Note. LR+, Positive Likelihood Ratio; LR−, Negative Likelihood Ratio; PPV, Positive Predictive Value; PPN, Negative Predictive Value. Bold shade indicate optimal cut-off value according to Youden´s index for PHQ-2, PHQ-8 and PHQ-9.

Inconsistencies between PHQ-9 cut-off points and the CIDI

There were five participants with major depression according to the CIDI and PHQ-9 scores lower than 6. Exploration of these inconsistencies indicated that differences in final diagnosis derived from two situations: participants who answered ‘not at all’ to a specific item in PHQ-9 but ‘yes’ to the equivalent item in CIDI, i.e. participants who were not consistent in their responses; and participants who answered ‘several days’ to a specific item of PHQ-9 and ‘yes’ in the equivalent items of the CIDI. To confirm the conclusions formulated, analyses were replicated by excluding participants with inconsistent diagnoses. Results did not change for the PHQ-9 except for ROC analysis, where the AUC increased to 0.95 (95% CI 0.931–0.970; s.e. = 0.010; p < 0.0001). According to Youden's index, the optimal cut-off value was the same (PHQ-9 ⩾8) but sensitivity increased (J = 0.82; sensitivity 100%; specificity 82%).

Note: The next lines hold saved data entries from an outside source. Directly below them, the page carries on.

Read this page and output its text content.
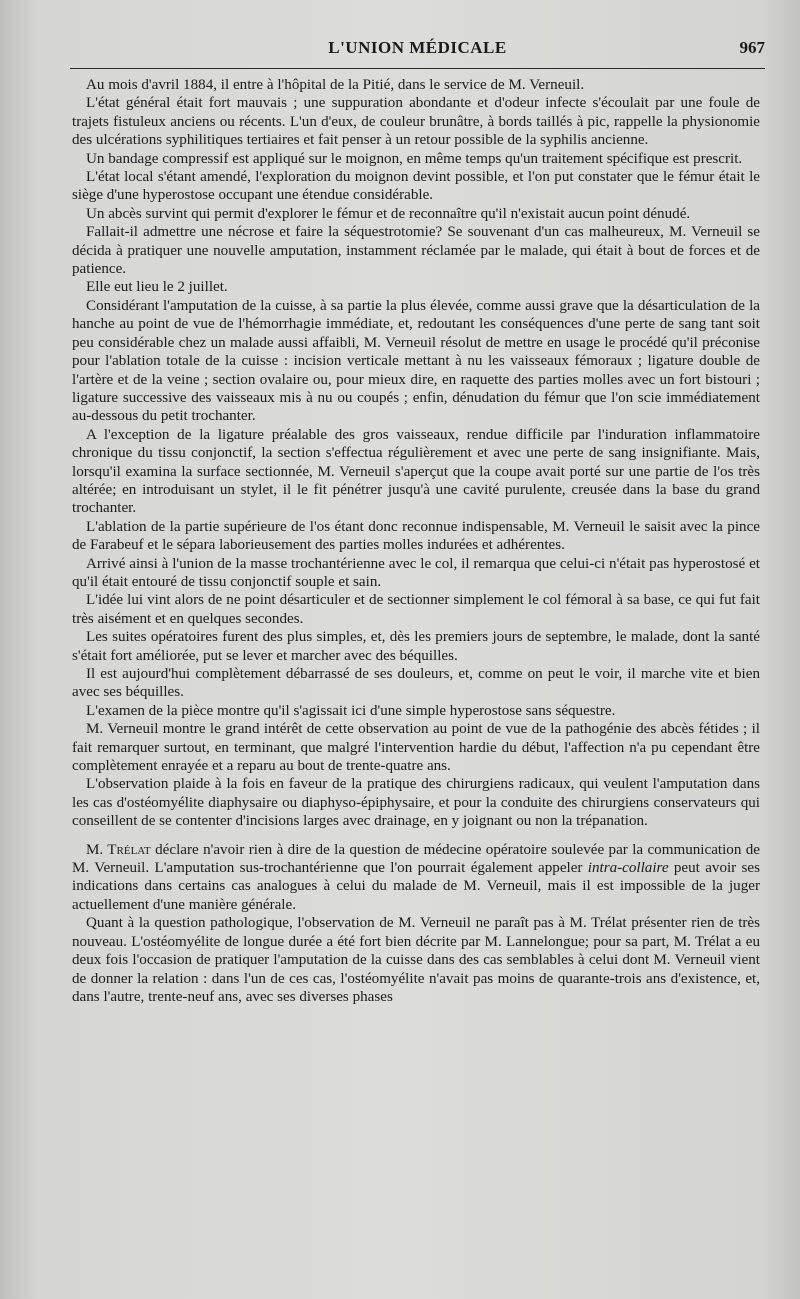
L'UNION MÉDICALE	967

Au mois d'avril 1884, il entre à l'hôpital de la Pitié, dans le service de M. Verneuil.

L'état général était fort mauvais ; une suppuration abondante et d'odeur infecte s'écoulait par une foule de trajets fistuleux anciens ou récents. L'un d'eux, de couleur brunâtre, à bords taillés à pic, rappelle la physionomie des ulcérations syphilitiques tertiaires et fait penser à un retour possible de la syphilis ancienne.

Un bandage compressif est appliqué sur le moignon, en même temps qu'un traitement spécifique est prescrit.

L'état local s'étant amendé, l'exploration du moignon devint possible, et l'on put constater que le fémur était le siège d'une hyperostose occupant une étendue considérable.

Un abcès survint qui permit d'explorer le fémur et de reconnaître qu'il n'existait aucun point dénudé.

Fallait-il admettre une nécrose et faire la séquestrotomie? Se souvenant d'un cas malheureux, M. Verneuil se décida à pratiquer une nouvelle amputation, instamment réclamée par le malade, qui était à bout de forces et de patience.

Elle eut lieu le 2 juillet.

Considérant l'amputation de la cuisse, à sa partie la plus élevée, comme aussi grave que la désarticulation de la hanche au point de vue de l'hémorrhagie immédiate, et, redoutant les conséquences d'une perte de sang tant soit peu considérable chez un malade aussi affaibli, M. Verneuil résolut de mettre en usage le procédé qu'il préconise pour l'ablation totale de la cuisse : incision verticale mettant à nu les vaisseaux fémoraux ; ligature double de l'artère et de la veine ; section ovalaire ou, pour mieux dire, en raquette des parties molles avec un fort bistouri ; ligature successive des vaisseaux mis à nu ou coupés ; enfin, dénudation du fémur que l'on scie immédiatement au-dessous du petit trochanter.

A l'exception de la ligature préalable des gros vaisseaux, rendue difficile par l'induration inflammatoire chronique du tissu conjonctif, la section s'effectua régulièrement et avec une perte de sang insignifiante. Mais, lorsqu'il examina la surface sectionnée, M. Verneuil s'aperçut que la coupe avait porté sur une partie de l'os très altérée; en introduisant un stylet, il le fit pénétrer jusqu'à une cavité purulente, creusée dans la base du grand trochanter.

L'ablation de la partie supérieure de l'os étant donc reconnue indispensable, M. Verneuil le saisit avec la pince de Farabeuf et le sépara laborieusement des parties molles indurées et adhérentes.

Arrivé ainsi à l'union de la masse trochantérienne avec le col, il remarqua que celui-ci n'était pas hyperostosé et qu'il était entouré de tissu conjonctif souple et sain.

L'idée lui vint alors de ne point désarticuler et de sectionner simplement le col fémoral à sa base, ce qui fut fait très aisément et en quelques secondes.

Les suites opératoires furent des plus simples, et, dès les premiers jours de septembre, le malade, dont la santé s'était fort améliorée, put se lever et marcher avec des béquilles.

Il est aujourd'hui complètement débarrassé de ses douleurs, et, comme on peut le voir, il marche vite et bien avec ses béquilles.

L'examen de la pièce montre qu'il s'agissait ici d'une simple hyperostose sans séquestre.

M. Verneuil montre le grand intérêt de cette observation au point de vue de la pathogénie des abcès fétides ; il fait remarquer surtout, en terminant, que malgré l'intervention hardie du début, l'affection n'a pu cependant être complètement enrayée et a reparu au bout de trente-quatre ans.

L'observation plaide à la fois en faveur de la pratique des chirurgiens radicaux, qui veulent l'amputation dans les cas d'ostéomyélite diaphysaire ou diaphyso-épiphysaire, et pour la conduite des chirurgiens conservateurs qui conseillent de se contenter d'incisions larges avec drainage, en y joignant ou non la trépanation.

M. Trélat déclare n'avoir rien à dire de la question de médecine opératoire soulevée par la communication de M. Verneuil. L'amputation sus-trochantérienne que l'on pourrait également appeler intra-collaire peut avoir ses indications dans certains cas analogues à celui du malade de M. Verneuil, mais il est impossible de la juger actuellement d'une manière générale.

Quant à la question pathologique, l'observation de M. Verneuil ne paraît pas à M. Trélat présenter rien de très nouveau. L'ostéomyélite de longue durée a été fort bien décrite par M. Lannelongue; pour sa part, M. Trélat a eu deux fois l'occasion de pratiquer l'amputation de la cuisse dans des cas semblables à celui dont M. Verneuil vient de donner la relation : dans l'un de ces cas, l'ostéomyélite n'avait pas moins de quarante-trois ans d'existence, et, dans l'autre, trente-neuf ans, avec ses diverses phases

The PHQ-9 diagnostic algorithm

The scores obtained from the PHQ-9 diagnostic algorithm indicated a fair convergence with the CIDI (Cohen κ = 0.36; 95% CI 0.193–0.527) and with the proposed cut-off value for PHQ-9 (⩾ 8) (Cohen κ = 0.40; 95% CI 0.300–0.495). When the CIDI was used as a criterion, the algorithm showed an AUC of 0.72 indicating acceptable discrimination (95% CI 0.615–0.828; s.e. = 0.054, p < 0.001), with a sensitivity of 49% and a specificity of 96%. When the algorithm was compared with the cut-off value ⩾ 8, the AUC was 0.65 (95% CI 0.596–0.698; s.e. = 0.026, p < 0.001) indicating low discrimination, low sensitivity (29%), and adequate specificity (71%).

Discussion

To the best of our knowledge, this is the first study to gather validity evidence supporting the use of PHQ-2, PHQ-8, and PHQ-9 as a tool to detect major depression in the Spanish PHC population. The present study suggests the optimal cut-off value for a good sensitivity/specificity balance were ⩾ 2 for PHQ-2, ⩾7 for PHQ-8 and ⩾8 for PHQ-9.

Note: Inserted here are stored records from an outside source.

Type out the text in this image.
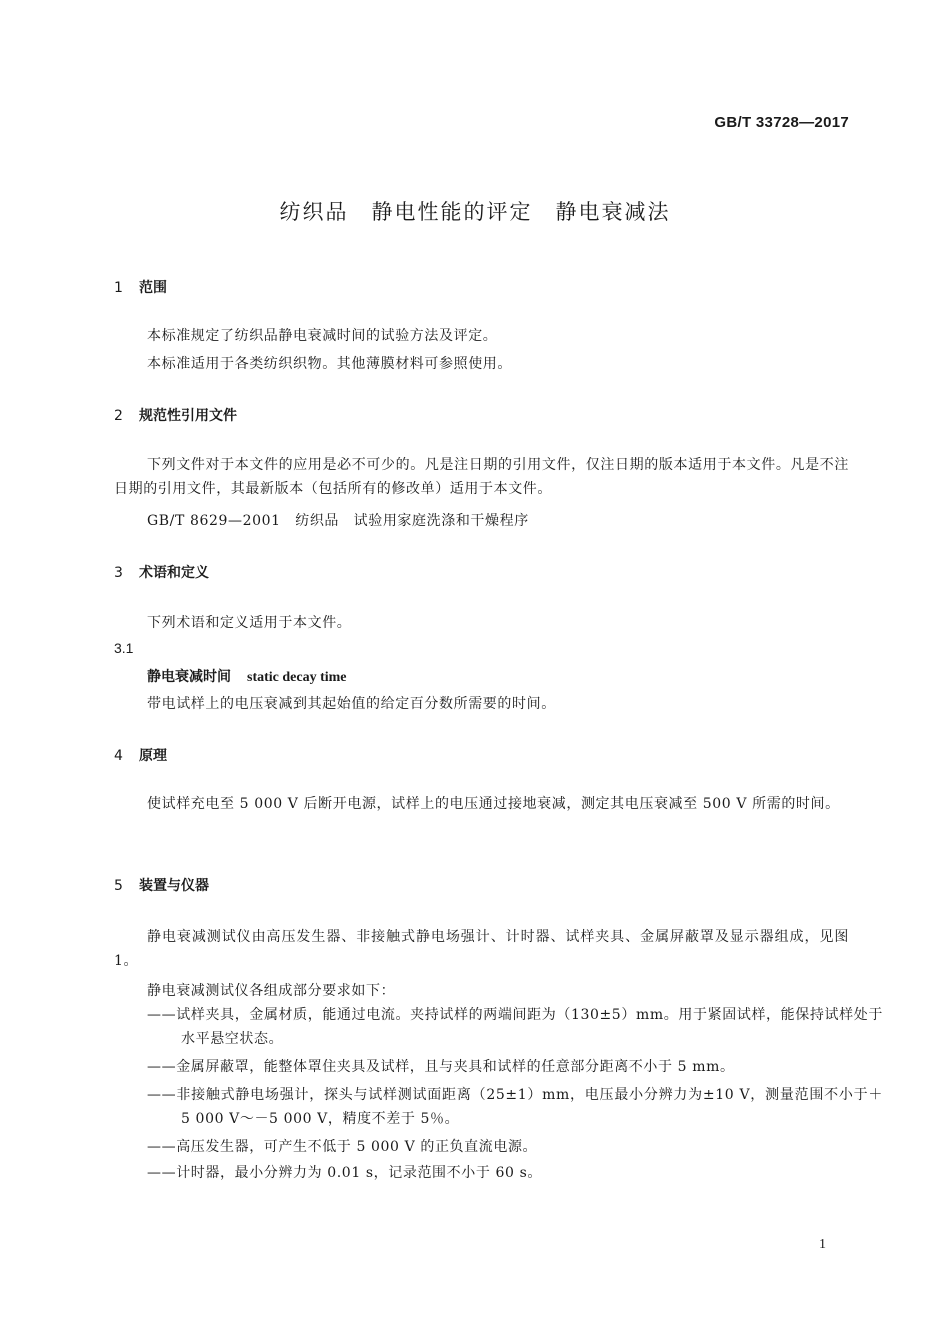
GB/T 33728—2017
纺织品　静电性能的评定　静电衰减法
1 范围
本标准规定了纺织品静电衰减时间的试验方法及评定。
本标准适用于各类纺织织物。其他薄膜材料可参照使用。
2 规范性引用文件
下列文件对于本文件的应用是必不可少的。凡是注日期的引用文件，仅注日期的版本适用于本文件。凡是不注日期的引用文件，其最新版本（包括所有的修改单）适用于本文件。
GB/T 8629—2001　纺织品　试验用家庭洗涤和干燥程序
3 术语和定义
下列术语和定义适用于本文件。
3.1
静电衰减时间 static decay time
带电试样上的电压衰减到其起始值的给定百分数所需要的时间。
4 原理
使试样充电至 5 000 V 后断开电源，试样上的电压通过接地衰减，测定其电压衰减至 500 V 所需的时间。
5 装置与仪器
静电衰减测试仪由高压发生器、非接触式静电场强计、计时器、试样夹具、金属屏蔽罩及显示器组成，见图 1。
静电衰减测试仪各组成部分要求如下：
——试样夹具，金属材质，能通过电流。夹持试样的两端间距为（130±5）mm。用于紧固试样，能保持试样处于水平悬空状态。
——金属屏蔽罩，能整体罩住夹具及试样，且与夹具和试样的任意部分距离不小于 5 mm。
——非接触式静电场强计，探头与试样测试面距离（25±1）mm，电压最小分辨力为±10 V，测量范围不小于＋5 000 V～－5 000 V，精度不差于 5％。
——高压发生器，可产生不低于 5 000 V 的正负直流电源。
——计时器，最小分辨力为 0.01 s，记录范围不小于 60 s。
1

Considering the information provided by the CIDI, the prevalence of major depression in our sample was 4.8%, which is consistent with a recent study in PHC attendees in Spain (Vieta et al., 2021) but lower than rates found in other studies focused on PHC (Craven & Bland, 2013; Serrano-Blanco et al., 2010). However, as the aim of the present study was to collect validity evidence to support the use of PHQ, we cannot formulate conclusions about the prevalence, which will be addressed in future research studies.

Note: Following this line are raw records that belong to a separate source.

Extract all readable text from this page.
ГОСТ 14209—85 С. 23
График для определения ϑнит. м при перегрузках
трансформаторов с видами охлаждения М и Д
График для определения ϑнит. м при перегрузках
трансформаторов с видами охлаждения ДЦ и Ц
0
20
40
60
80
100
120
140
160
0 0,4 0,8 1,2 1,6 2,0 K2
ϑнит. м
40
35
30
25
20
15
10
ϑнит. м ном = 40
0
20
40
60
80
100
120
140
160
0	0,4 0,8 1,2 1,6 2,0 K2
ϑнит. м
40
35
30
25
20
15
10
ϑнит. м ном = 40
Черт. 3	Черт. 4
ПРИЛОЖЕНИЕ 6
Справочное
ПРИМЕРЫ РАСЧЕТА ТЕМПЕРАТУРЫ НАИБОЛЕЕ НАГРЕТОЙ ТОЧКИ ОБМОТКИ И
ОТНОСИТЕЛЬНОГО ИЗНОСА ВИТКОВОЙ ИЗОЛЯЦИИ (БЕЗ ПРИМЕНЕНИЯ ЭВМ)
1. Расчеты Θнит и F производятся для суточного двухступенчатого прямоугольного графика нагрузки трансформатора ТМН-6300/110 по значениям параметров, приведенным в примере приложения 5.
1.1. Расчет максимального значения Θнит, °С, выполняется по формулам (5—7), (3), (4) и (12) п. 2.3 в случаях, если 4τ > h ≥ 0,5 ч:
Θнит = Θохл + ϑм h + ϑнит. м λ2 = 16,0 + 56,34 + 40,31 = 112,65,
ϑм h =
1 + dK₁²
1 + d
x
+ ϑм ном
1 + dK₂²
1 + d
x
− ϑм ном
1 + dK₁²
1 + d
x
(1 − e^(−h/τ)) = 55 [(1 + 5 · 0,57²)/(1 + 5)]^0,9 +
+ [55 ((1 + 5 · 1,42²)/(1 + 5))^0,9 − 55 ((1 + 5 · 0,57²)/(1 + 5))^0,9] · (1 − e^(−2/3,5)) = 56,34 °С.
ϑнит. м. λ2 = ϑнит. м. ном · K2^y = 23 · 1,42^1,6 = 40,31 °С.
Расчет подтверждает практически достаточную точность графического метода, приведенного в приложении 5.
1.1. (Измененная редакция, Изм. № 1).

In terms of psychometric properties, the PHQ-8 and the PHQ-9 showed high reliability as measured by the internal consistency of their scores, which is consistent with the results of previous studies assessing the validity of PHQ-9 in PHC in Spain (Muñoz-Navarro et al., 2017) and other Spanish-speaking countries from Latin America (Aslan et al., 2020; Schantz et al., 2017; Scoppetta et al., 2021).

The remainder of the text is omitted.